Over at The Atlantic’s website, you’ll find my 6,500-word behind-the-scenes essay about writing and touring behind The Southern Reach Trilogy. It’s a kind of tell-all and as such that comes with certain risks.
Revealing weakness or eccentricity can influence a reader who then goes on to read the novels. Being candid about the life of a full-time writer—which is both fraught with uncertainty and one of the best jobs you can have—is also dangerous, especially when many think book tours don’t happen any more and that most writers self-publish. Encountering a narrative suggesting that traditional publishing is still going strong can be bracing.

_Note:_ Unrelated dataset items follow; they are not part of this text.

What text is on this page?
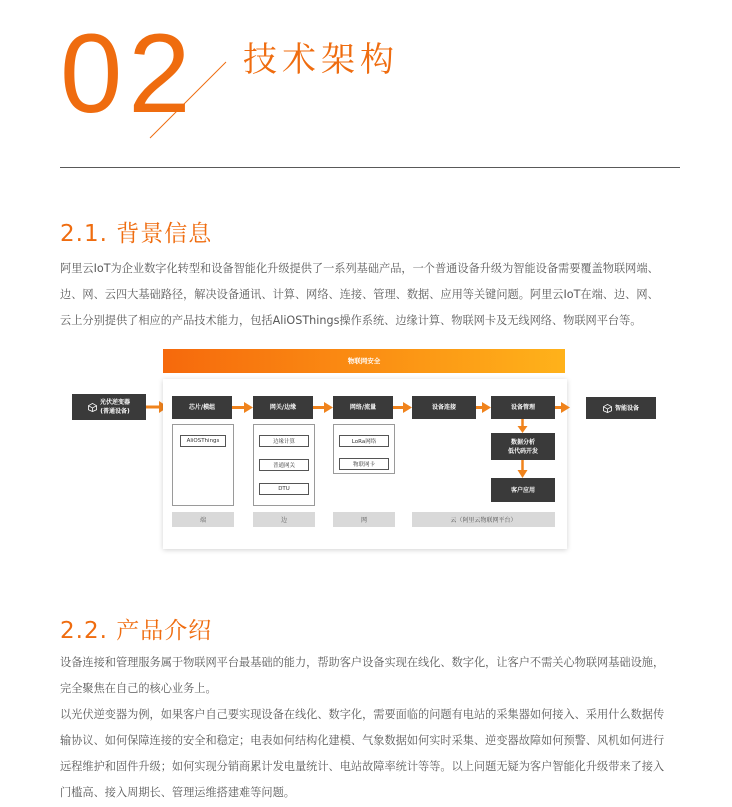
02 技术架构
2.1. 背景信息
阿里云IoT为企业数字化转型和设备智能化升级提供了一系列基础产品，一个普通设备升级为智能设备需要覆盖物联网端、
边、网、云四大基础路径，解决设备通讯、计算、网络、连接、管理、数据、应用等关键问题。阿里云IoT在端、边、网、
云上分别提供了相应的产品技术能力，包括AliOSThings操作系统、边缘计算、物联网卡及无线网络、物联网平台等。
光伏逆变器
(普通设备)	智能设备
物联网安全
芯片/模组	网关/边缘	网络/流量	设备连接	设备管理
AliOSThings	边缘计算
普通网关
DTU
LoRa网络
物联网卡
数据分析
低代码开发
客户应用
端	边	网	云（阿里云物联网平台）
2.2. 产品介绍
设备连接和管理服务属于物联网平台最基础的能力，帮助客户设备实现在线化、数字化，让客户不需关心物联网基础设施，
完全聚焦在自己的核心业务上。
以光伏逆变器为例，如果客户自己要实现设备在线化、数字化，需要面临的问题有电站的采集器如何接入、采用什么数据传
输协议、如何保障连接的安全和稳定；电表如何结构化建模、气象数据如何实时采集、逆变器故障如何预警、风机如何进行
远程维护和固件升级；如何实现分销商累计发电量统计、电站故障率统计等等。以上问题无疑为客户智能化升级带来了接入
门槛高、接入周期长、管理运维搭建难等问题。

Encountering a narrative suggesting that you can be a full-time writer can be bracing, too. (Full disclosure: I’ve been full-time since 2007, but sometimes made my living from editing anthologies and writing nonfiction, and until recently I supported only myself, with a firewall between my finances and my wife’s finances—for her protection.)
The issue of all three novels being published in one year led off a New York Times article on “binge reading,” which raises the question, too, of “binge writing.” Yet any writer will tell you that you can spend a decade writing a bad novel and nine months writing a good one. Depends on the situation and the novel. In my case, I was lucky to have more uninterrupted time to work on the Southern Reach than ever before, if in a slightly compressed number of months. Although not mentioned in the essay, I was given additional time, too, during the editing phase. FSG was kind enough to let me make substantial changes long after the proof pages would be locked down in a simple proof-read. That, and a disciplined day-to-day writing schedule—something that in its sheer repetition doesn’t make for good reading in an essay—brought me through and meant the novels as-published are exactly as I meant for them to be.
Along the way, I had really amazing editing from Sean McDonald and great support from everyone over at FSG. Publicist Alyson Sinclair was amazing, too. When you know you have that kind of support, it makes the writing and revising very easy. You’re willing to take more risks and you relax into the writing. It also helped that I had a partner in my wife, Ann, with whom I could discuss scenes in progress and novel drafts when finished. She also took a lot of other projects off of my plate, meaning she did almost all the work on our time travel anthology and took over management of other book projects, too.
I’m also truly blessed and fortunate that so very many readers have embraced the Southern Reach trilogy. So, what the hell–why not a tell-all? It’s certainly in the tradition of my usual “debriefings,” including this one about City of Saints and Madmen. (Thanks to the Atlantic for their enthusiasm, too–really great people over there.).